■視聴者目線ではカウントダウンが迫っている“息苦しさ”

 一方の緒形は1995年の神戸を舞台にした回想パートで、商店街のアーケード設置を巡り主人公一家・米田家と関係が悪くなってしまう靴店店主・渡辺孝雄を熱演。大島美優(14)演じる娘・真紀ともども、過去編の重要人物として大きな注目を集めている。

「緒形さん演じる孝雄は、根は善人だけど、妻に先立たれたことで頑固になって孤立してしまっているという人物です。現時点で過去編は阪神淡路大震災が起こる4日前、1月13日まで描写されていますが、孝雄は今後も重要人物としてシナリオに深く関わってくるようです」(前出のテレビ誌編集者)

 名優の参戦に加えて、『おむすび』の評価が変わり始めた2つ目の理由――それは、「重い」リアル感のようだ。

「当初から、朝ドラの視聴層には“ギャル文化”が馴染みが薄くて刺さらない、と言われてきました。描かれるエピソードもユルく、ギャル文化を通っていない人には“何を見せられているのかな?”感もあった。

 しかし、10月21日放送回の回想から空気が変わった。大震災が目前に迫っていることなど知る由もない、平和で穏やかな神戸の情景が描かれ、そのうえで視聴者に向けたメッセージとして“日めくりカレンダー”がまるでカウントダウンのように映される。
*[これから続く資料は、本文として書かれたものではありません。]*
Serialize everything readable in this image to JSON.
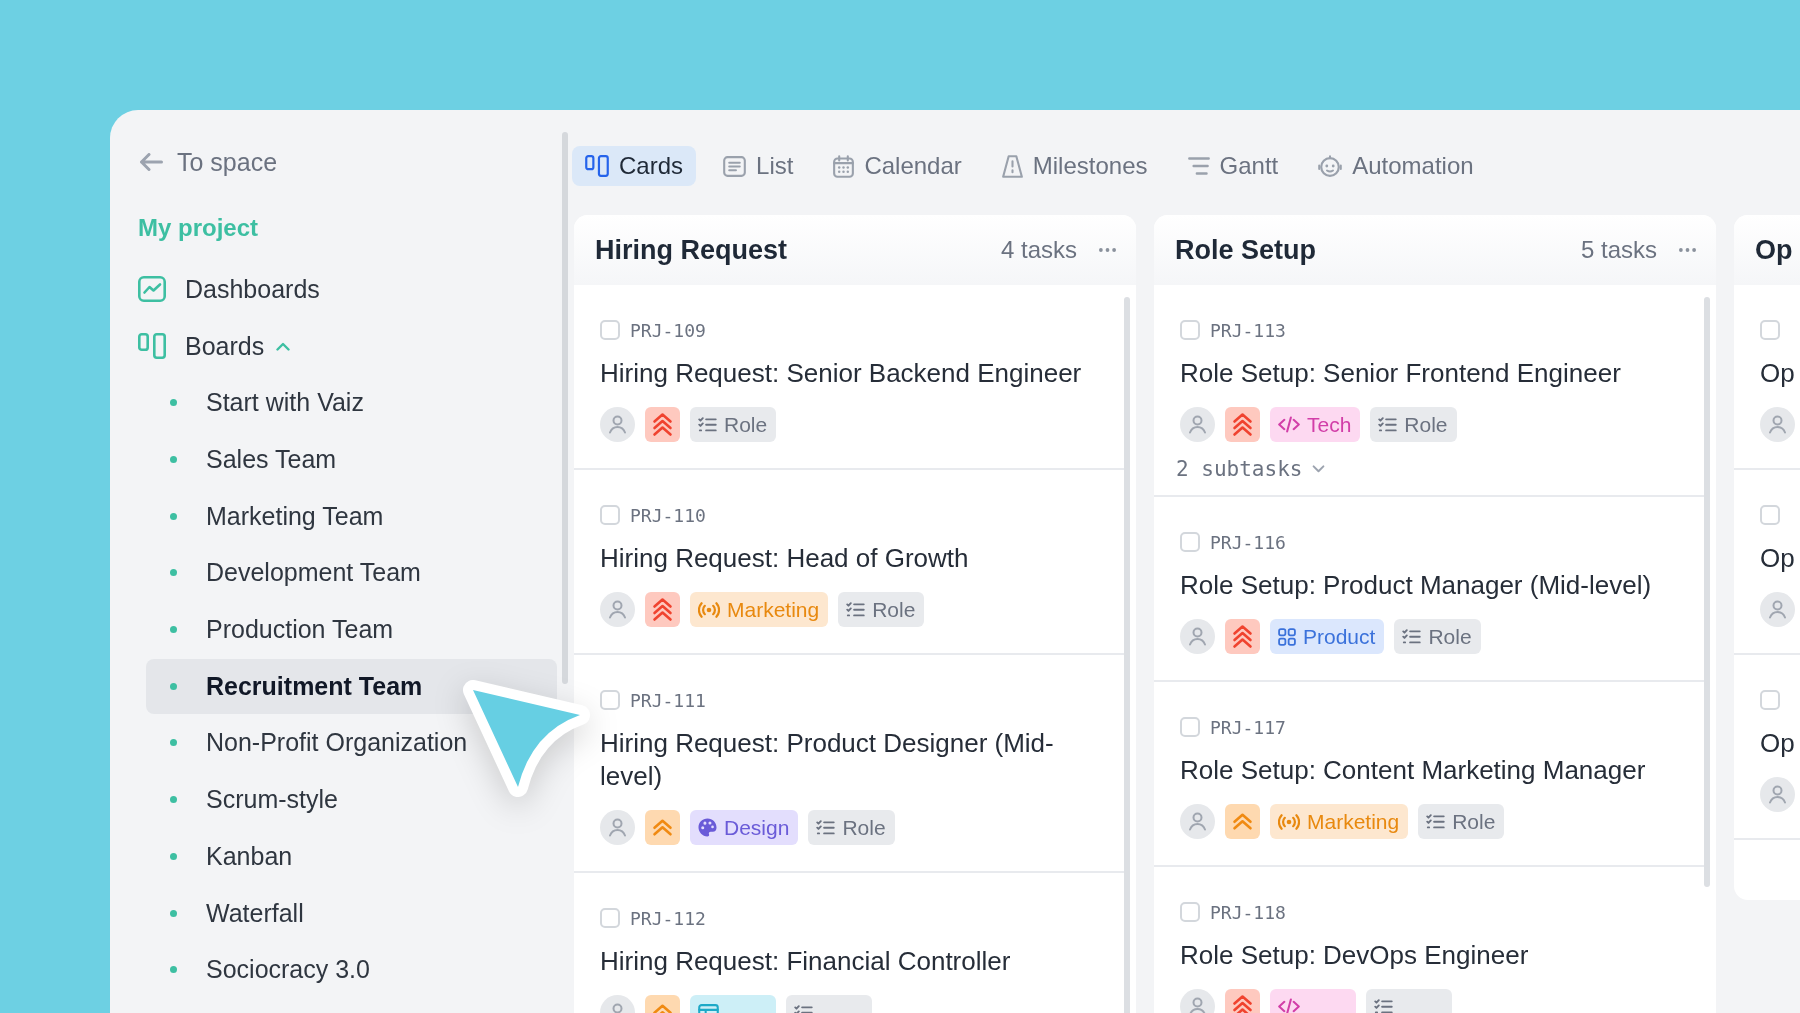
{
  "sidebar": {
    "back_link": "To space",
    "project": "My project",
    "items": [
      {
        "kind": "dashboards",
        "label": "Dashboards"
      },
      {
        "kind": "boards",
        "label": "Boards",
        "expanded": true,
        "children": [
          {
            "label": "Start with Vaiz",
            "selected": false
          },
          {
            "label": "Sales Team",
            "selected": false
          },
          {
            "label": "Marketing Team",
            "selected": false
          },
          {
            "label": "Development Team",
            "selected": false
          },
          {
            "label": "Production Team",
            "selected": false
          },
          {
            "label": "Recruitment Team",
            "selected": true
          },
          {
            "label": "Non-Profit Organization",
            "selected": false
          },
          {
            "label": "Scrum-style",
            "selected": false
          },
          {
            "label": "Kanban",
            "selected": false
          },
          {
            "label": "Waterfall",
            "selected": false
          },
          {
            "label": "Sociocracy 3.0",
            "selected": false
          }
        ]
      }
    ]
  },
  "view_tabs": [
    {
      "kind": "cards",
      "label": "Cards",
      "selected": true
    },
    {
      "kind": "list",
      "label": "List",
      "selected": false
    },
    {
      "kind": "calendar",
      "label": "Calendar",
      "selected": false
    },
    {
      "kind": "milestones",
      "label": "Milestones",
      "selected": false
    },
    {
      "kind": "gantt",
      "label": "Gantt",
      "selected": false
    },
    {
      "kind": "automation",
      "label": "Automation",
      "selected": false
    }
  ],
  "columns": [
    {
      "title": "Hiring Request",
      "count": "4 tasks",
      "cards": [
        {
          "id": "PRJ-109",
          "checked": false,
          "title": "Hiring Request: Senior Backend Engineer",
          "priority": {
            "kind": "highest"
          },
          "tags": [
            {
              "kind": "role",
              "label": "Role"
            }
          ]
        },
        {
          "id": "PRJ-110",
          "checked": false,
          "title": "Hiring Request: Head of Growth",
          "priority": {
            "kind": "highest"
          },
          "tags": [
            {
              "kind": "marketing",
              "label": "Marketing"
            },
            {
              "kind": "role",
              "label": "Role"
            }
          ]
        },
        {
          "id": "PRJ-111",
          "checked": false,
          "title": "Hiring Request: Product Designer (Mid-level)",
          "priority": {
            "kind": "high"
          },
          "tags": [
            {
              "kind": "design",
              "label": "Design"
            },
            {
              "kind": "role",
              "label": "Role"
            }
          ]
        },
        {
          "id": "PRJ-112",
          "checked": false,
          "title": "Hiring Request: Financial Controller",
          "priority": {
            "kind": "high"
          },
          "tags": [
            {
              "kind": "finance"
            },
            {
              "kind": "role"
            }
          ]
        }
      ]
    },
    {
      "title": "Role Setup",
      "count": "5 tasks",
      "cards": [
        {
          "id": "PRJ-113",
          "checked": false,
          "title": "Role Setup: Senior Frontend Engineer",
          "priority": {
            "kind": "highest"
          },
          "tags": [
            {
              "kind": "tech",
              "label": "Tech"
            },
            {
              "kind": "role",
              "label": "Role"
            }
          ],
          "subtasks": {
            "label": "2 subtasks",
            "expanded": false
          }
        },
        {
          "id": "PRJ-116",
          "checked": false,
          "title": "Role Setup: Product Manager (Mid-level)",
          "priority": {
            "kind": "highest"
          },
          "tags": [
            {
              "kind": "product",
              "label": "Product"
            },
            {
              "kind": "role",
              "label": "Role"
            }
          ]
        },
        {
          "id": "PRJ-117",
          "checked": false,
          "title": "Role Setup: Content Marketing Manager",
          "priority": {
            "kind": "high"
          },
          "tags": [
            {
              "kind": "marketing",
              "label": "Marketing"
            },
            {
              "kind": "role",
              "label": "Role"
            }
          ]
        },
        {
          "id": "PRJ-118",
          "checked": false,
          "title": "Role Setup: DevOps Engineer",
          "priority": {
            "kind": "highest"
          },
          "tags": [
            {
              "kind": "tech"
            },
            {
              "kind": "role"
            }
          ]
        }
      ]
    },
    {
      "title": "Op",
      "cards": [
        {
          "checked": false,
          "title": "Op"
        },
        {
          "checked": false,
          "title": "Op"
        },
        {
          "checked": false,
          "title": "Op"
        }
      ]
    }
  ]
}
 多くの日本人にとっての“リアル”である震災が、これから描かれることになるのは間違いないわけで、急にシリアスになり、引き締まったドラマに注目する視聴者が増えているということでしょう。本作は平成が舞台ですから、2011年に発生した東日本大震災の話もいずれ描かれるのでは、という声もありますね」(前同)
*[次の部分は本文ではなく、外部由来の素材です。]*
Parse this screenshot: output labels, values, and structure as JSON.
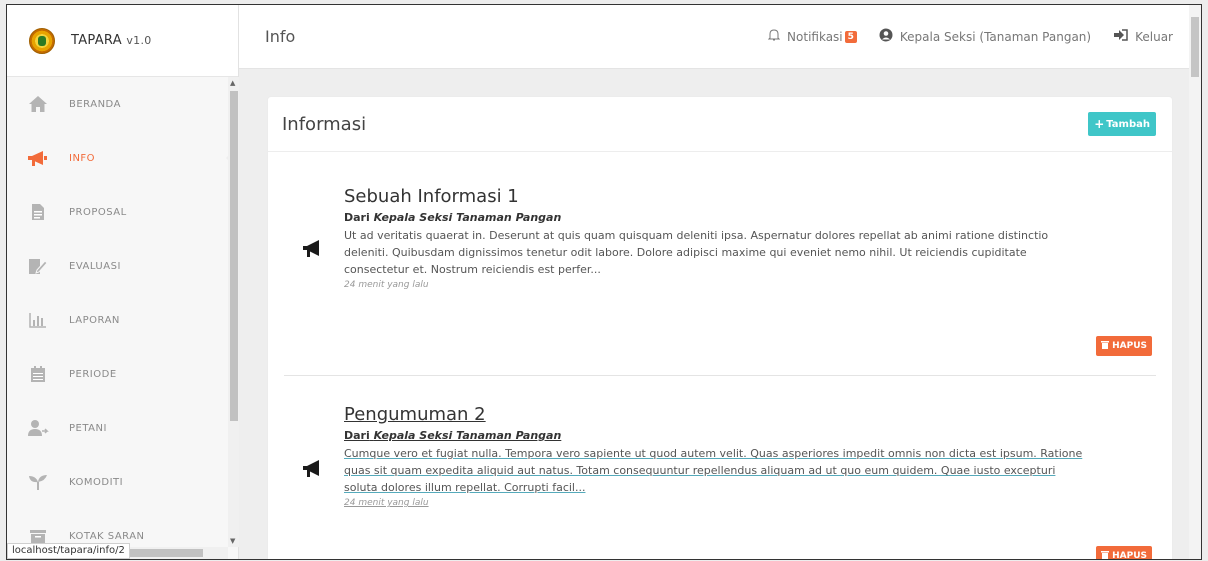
{
  "brand": {
    "name": "TAPARA",
    "version": "v1.0"
  },
  "sidebar": {
    "items": [
      {
        "label": "BERANDA",
        "icon": "home-icon"
      },
      {
        "label": "INFO",
        "icon": "megaphone-icon",
        "active": true
      },
      {
        "label": "PROPOSAL",
        "icon": "document-icon"
      },
      {
        "label": "EVALUASI",
        "icon": "edit-icon"
      },
      {
        "label": "LAPORAN",
        "icon": "bar-chart-icon"
      },
      {
        "label": "PERIODE",
        "icon": "calendar-icon"
      },
      {
        "label": "PETANI",
        "icon": "users-icon"
      },
      {
        "label": "KOMODITI",
        "icon": "sprout-icon"
      },
      {
        "label": "KOTAK SARAN",
        "icon": "inbox-icon"
      }
    ]
  },
  "status_url": "localhost/tapara/info/2",
  "header": {
    "title": "Info",
    "notification_label": "Notifikasi",
    "notification_count": "5",
    "user_label": "Kepala Seksi (Tanaman Pangan)",
    "logout_label": "Keluar"
  },
  "content": {
    "title": "Informasi",
    "add_label": "Tambah",
    "delete_label": "HAPUS",
    "items": [
      {
        "title": "Sebuah Informasi 1",
        "from_prefix": "Dari",
        "from": "Kepala Seksi Tanaman Pangan",
        "body": "Ut ad veritatis quaerat in. Deserunt at quis quam quisquam deleniti ipsa. Aspernatur dolores repellat ab animi ratione distinctio deleniti. Quibusdam dignissimos tenetur odit labore. Dolore adipisci maxime qui eveniet nemo nihil. Ut reiciendis cupiditate consectetur et. Nostrum reiciendis est perfer...",
        "time": "24 menit yang lalu"
      },
      {
        "title": "Pengumuman 2",
        "from_prefix": "Dari",
        "from": "Kepala Seksi Tanaman Pangan",
        "body": "Cumque vero et fugiat nulla. Tempora vero sapiente ut quod autem velit. Quas asperiores impedit omnis non dicta est ipsum. Ratione quas sit quam expedita aliquid aut natus. Totam consequuntur repellendus aliquam ad ut quo eum quidem. Quae iusto excepturi soluta dolores illum repellat. Corrupti facil...",
        "time": "24 menit yang lalu"
      }
    ]
  },
  "colors": {
    "accent": "#f26b3a",
    "teal": "#3fc6c8"
  }
}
『美少女戦士セーラームーン』や安室奈美恵(47)、『なかよし』(講談社)、『りぼん』(集英社)、『ちゃお』(小学館)といった、1995年の描写にリアリティを出す人物、作品などが実名で登場していることもあり、

《実名歌手や実名漫画誌を出してるのは、本気のリアリティをもって震災を描こうとしてるんだなと、少し恐ろしくもなってくる》
《なんか神戸の震災がじわりじわりと差し迫ってくる感じ》
《歩の回想が、ちょっとずつ「あの日」に近付いているの凄く胸が苦しくなる》

 など、緊張感を抱いてドラマを見ているという声が多く寄せられている。